The release notes that due to inherent bias in the development process, incorrect results are sometimes generated when Black users vocalize commands to AI-driven technology. Thus, Black users have needed to inauthentically change their voice patterns away from their natural accents to be understood by voice products.
“African American English has been at the forefront of United States culture since almost the beginning of the country” said Dr. Gloria Washington, Howard University researcher and co-principal investigator of Project Elevate Black Voices in a statement. “Voice assistant technology should understand different dialects of all African American English to truly serve not just African Americans, but other persons who speak these unique dialects. It's about time that we provide the best experience for all users of these technologies,” Washington added.

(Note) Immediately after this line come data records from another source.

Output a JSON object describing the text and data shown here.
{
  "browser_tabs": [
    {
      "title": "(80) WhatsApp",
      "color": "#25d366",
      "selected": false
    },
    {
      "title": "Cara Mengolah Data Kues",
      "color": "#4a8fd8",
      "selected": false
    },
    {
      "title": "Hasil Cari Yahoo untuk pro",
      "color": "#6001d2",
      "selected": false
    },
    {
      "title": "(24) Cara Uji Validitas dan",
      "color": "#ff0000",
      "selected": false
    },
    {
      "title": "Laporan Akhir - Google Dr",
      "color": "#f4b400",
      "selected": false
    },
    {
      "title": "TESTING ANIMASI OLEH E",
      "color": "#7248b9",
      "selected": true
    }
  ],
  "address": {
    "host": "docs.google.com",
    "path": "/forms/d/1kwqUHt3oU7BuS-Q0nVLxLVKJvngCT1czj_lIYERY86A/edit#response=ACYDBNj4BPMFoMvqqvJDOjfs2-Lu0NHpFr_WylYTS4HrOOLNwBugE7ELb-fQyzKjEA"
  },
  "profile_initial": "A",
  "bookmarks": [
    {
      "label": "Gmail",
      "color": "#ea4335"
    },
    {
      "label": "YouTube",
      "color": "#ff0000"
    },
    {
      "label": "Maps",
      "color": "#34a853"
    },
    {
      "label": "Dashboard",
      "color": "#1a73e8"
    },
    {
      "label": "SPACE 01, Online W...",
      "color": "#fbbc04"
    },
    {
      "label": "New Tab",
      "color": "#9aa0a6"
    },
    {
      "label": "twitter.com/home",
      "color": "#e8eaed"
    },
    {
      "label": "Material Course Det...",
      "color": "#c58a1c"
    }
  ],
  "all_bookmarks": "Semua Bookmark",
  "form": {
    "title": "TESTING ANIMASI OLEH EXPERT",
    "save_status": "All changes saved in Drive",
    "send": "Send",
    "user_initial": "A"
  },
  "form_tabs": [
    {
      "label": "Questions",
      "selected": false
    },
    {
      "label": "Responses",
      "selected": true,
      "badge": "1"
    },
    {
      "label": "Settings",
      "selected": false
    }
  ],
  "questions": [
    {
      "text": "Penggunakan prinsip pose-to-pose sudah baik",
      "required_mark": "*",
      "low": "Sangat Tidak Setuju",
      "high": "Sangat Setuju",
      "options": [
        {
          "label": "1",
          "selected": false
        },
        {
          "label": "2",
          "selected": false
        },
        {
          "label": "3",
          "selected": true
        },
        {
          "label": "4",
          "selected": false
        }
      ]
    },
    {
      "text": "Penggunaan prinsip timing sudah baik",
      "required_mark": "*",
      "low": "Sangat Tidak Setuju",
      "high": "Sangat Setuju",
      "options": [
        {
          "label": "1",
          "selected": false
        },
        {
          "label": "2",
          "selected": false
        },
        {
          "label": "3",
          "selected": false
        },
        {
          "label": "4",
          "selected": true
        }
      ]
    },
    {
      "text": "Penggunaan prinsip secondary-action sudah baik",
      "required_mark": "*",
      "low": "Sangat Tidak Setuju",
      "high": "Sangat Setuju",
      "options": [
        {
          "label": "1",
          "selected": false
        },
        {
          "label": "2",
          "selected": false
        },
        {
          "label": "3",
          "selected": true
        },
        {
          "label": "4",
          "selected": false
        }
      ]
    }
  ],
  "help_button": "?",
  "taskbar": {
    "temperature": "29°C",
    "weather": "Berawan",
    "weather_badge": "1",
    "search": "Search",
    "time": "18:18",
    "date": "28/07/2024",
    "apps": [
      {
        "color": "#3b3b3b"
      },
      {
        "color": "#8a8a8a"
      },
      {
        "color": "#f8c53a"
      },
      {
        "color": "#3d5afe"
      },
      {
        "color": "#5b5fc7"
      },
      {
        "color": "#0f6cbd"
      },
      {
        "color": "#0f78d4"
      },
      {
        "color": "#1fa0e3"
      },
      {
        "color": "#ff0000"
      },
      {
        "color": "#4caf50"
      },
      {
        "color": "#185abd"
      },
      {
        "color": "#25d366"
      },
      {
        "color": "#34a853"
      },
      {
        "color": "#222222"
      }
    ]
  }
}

As a part of Project Elevate Black Voices, researchers collected 600 hours of data from users of different African American English dialects in an effort to address implicit barriers to improving ASR performance. Thirty-two states are represented in the dataset.
“It’s our mission at Google to make technology that’s useful and accessible, and I truly believe that our work here will allow more users to express themselves authentically when using smart devices,” said Courtney Heldreth, co-principal investigator at Google Research, in a statement.

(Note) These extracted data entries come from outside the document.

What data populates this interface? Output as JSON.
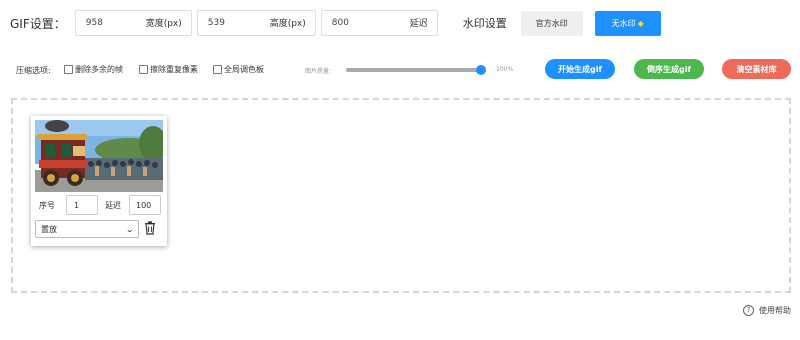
{
  "gif_settings": {
    "label": "GIF设置：",
    "width": {
      "value": "958",
      "suffix": "宽度(px)"
    },
    "height": {
      "value": "539",
      "suffix": "高度(px)"
    },
    "delay": {
      "value": "800",
      "suffix": "延迟"
    }
  },
  "watermark": {
    "label": "水印设置",
    "official_label": "官方水印",
    "none_label": "无水印",
    "none_icon": "diamond-icon"
  },
  "compression": {
    "label": "压缩选项:",
    "options": [
      "删除多余的帧",
      "擦除重复像素",
      "全局调色板"
    ],
    "quality_label": "图片质量:",
    "quality_value": "100%",
    "quality_fraction": 1.0
  },
  "actions": {
    "start_label": "开始生成gif",
    "reverse_label": "倒序生成gif",
    "clear_label": "清空素材库"
  },
  "frames": [
    {
      "seq_label": "序号",
      "seq_value": "1",
      "delay_label": "延迟",
      "delay_value": "100",
      "mode_selected": "置放"
    }
  ],
  "help": {
    "label": "使用帮助",
    "icon": "question-circle-icon"
  },
  "colors": {
    "primary": "#1e90ff",
    "green": "#4cb74c",
    "red": "#ee6a5a"
  }
}
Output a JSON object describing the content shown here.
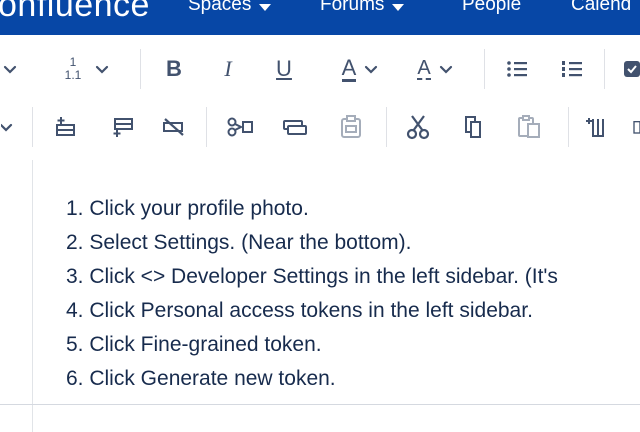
{
  "topnav": {
    "brand": "onfluence",
    "items": [
      {
        "label": "Spaces",
        "has_caret": true
      },
      {
        "label": "Forums",
        "has_caret": true
      },
      {
        "label": "People",
        "has_caret": false
      },
      {
        "label": "Calend",
        "has_caret": false
      }
    ],
    "background": "#0747a6"
  },
  "toolbar": {
    "row1": [
      {
        "name": "paragraph-style-chevron-icon"
      },
      {
        "name": "line-spacing-icon",
        "top": "1",
        "bottom": "1.1"
      },
      {
        "name": "bold-icon",
        "glyph": "B"
      },
      {
        "name": "italic-icon",
        "glyph": "I"
      },
      {
        "name": "underline-icon",
        "glyph": "U"
      },
      {
        "name": "text-color-icon",
        "glyph": "A"
      },
      {
        "name": "clear-formatting-icon",
        "glyph": "A"
      },
      {
        "name": "bullet-list-icon"
      },
      {
        "name": "numbered-list-icon"
      },
      {
        "name": "task-list-icon"
      }
    ],
    "row2": [
      {
        "name": "table-insert-row-before-icon"
      },
      {
        "name": "table-insert-row-after-icon"
      },
      {
        "name": "table-delete-row-icon"
      },
      {
        "name": "table-cut-row-icon"
      },
      {
        "name": "table-copy-row-icon"
      },
      {
        "name": "table-paste-row-icon",
        "disabled": true
      },
      {
        "name": "cut-icon"
      },
      {
        "name": "copy-icon"
      },
      {
        "name": "paste-icon",
        "disabled": true
      },
      {
        "name": "delete-column-icon"
      }
    ]
  },
  "content": {
    "steps": [
      "1. Click your profile photo.",
      "2. Select Settings. (Near the bottom).",
      "3. Click <> Developer Settings in the left sidebar. (It's",
      "4. Click Personal access tokens in the left sidebar.",
      "5. Click Fine-grained token.",
      "6. Click Generate new token."
    ]
  }
}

According to the release, Howard University will retain ownership of the dataset and licensing, and serve as stewards for its responsible use, ensuring the data benefits Black communities. Google can also use the dataset to improve its own products, ensuring that their tools work for more people.

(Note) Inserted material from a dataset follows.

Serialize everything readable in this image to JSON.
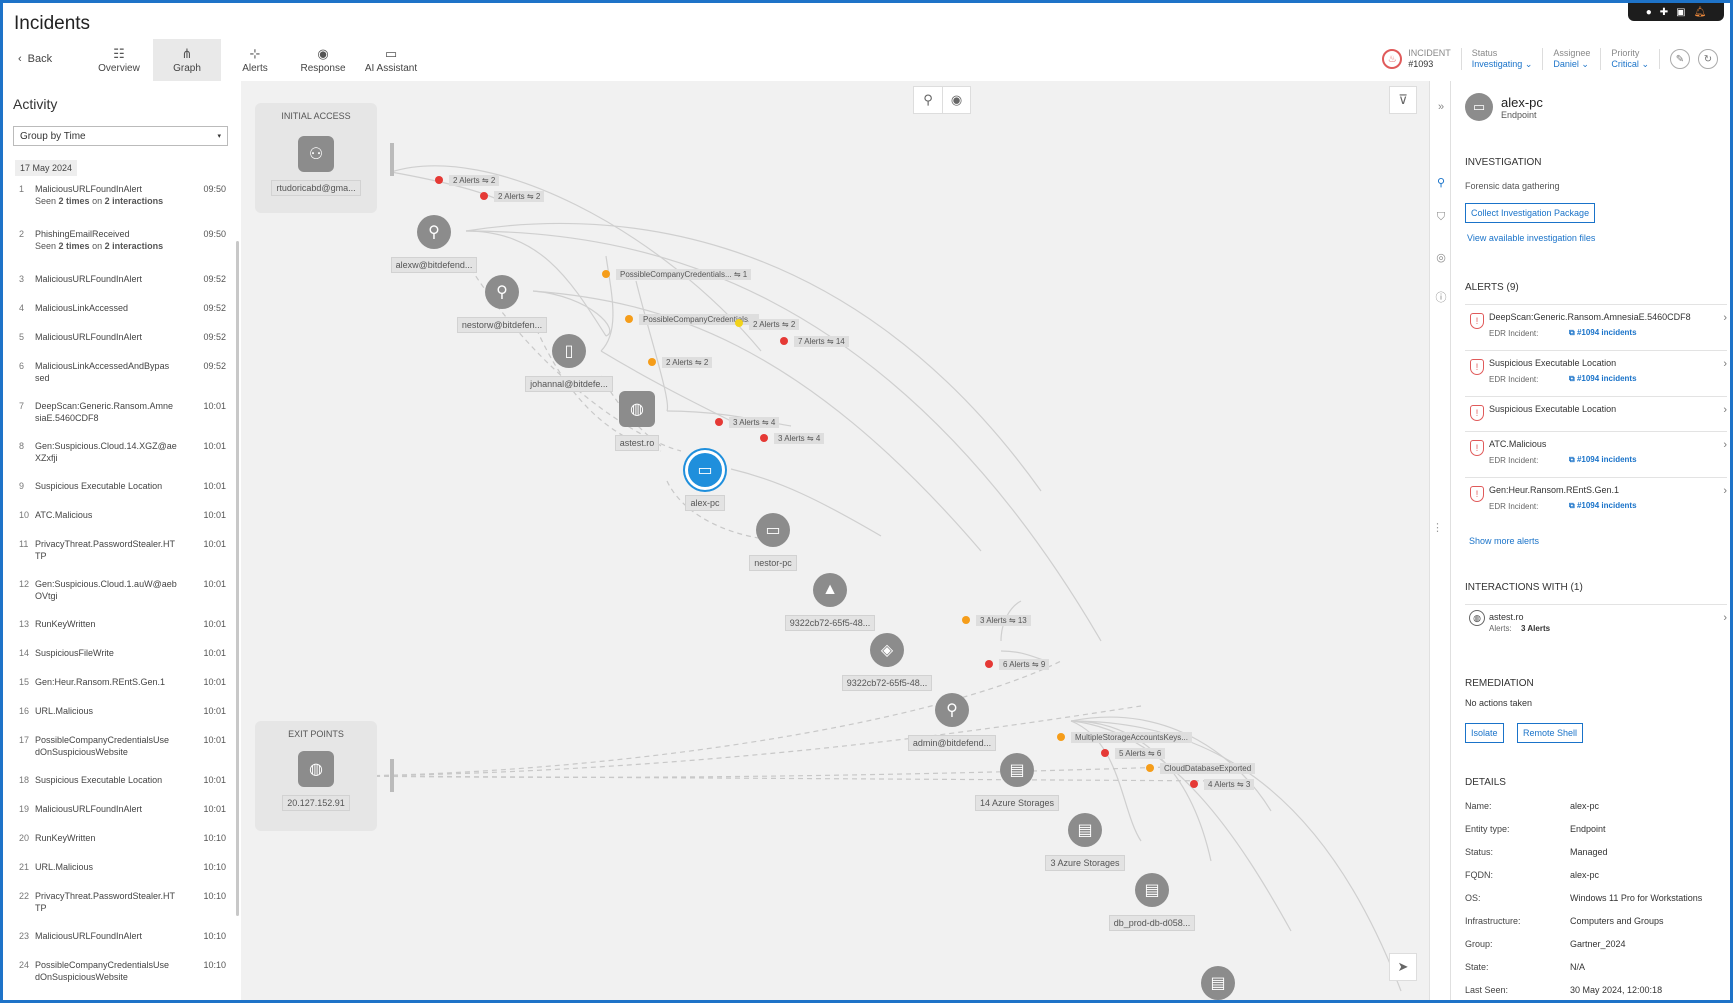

“As a community-based researcher, I wanted to carefully curate the community activations to be a safe and trusted space for members of the community to share their experiences about tech and AI and to also ask those uncomfortable questions regarding data privacy,” said Dr. Lucretia Williams, project lead and Howard University researcher, in a statement.
According to the release, the Howard African American English Dataset 1.0 will initially be made available exclusively to researchers and institutions within historically Black colleges and universities to ensure that the data is employed in ways that reflect the interests and needs of marginalized communities, specifically African American communities whose linguistic practices have often been excluded or misrepresented in computational systems.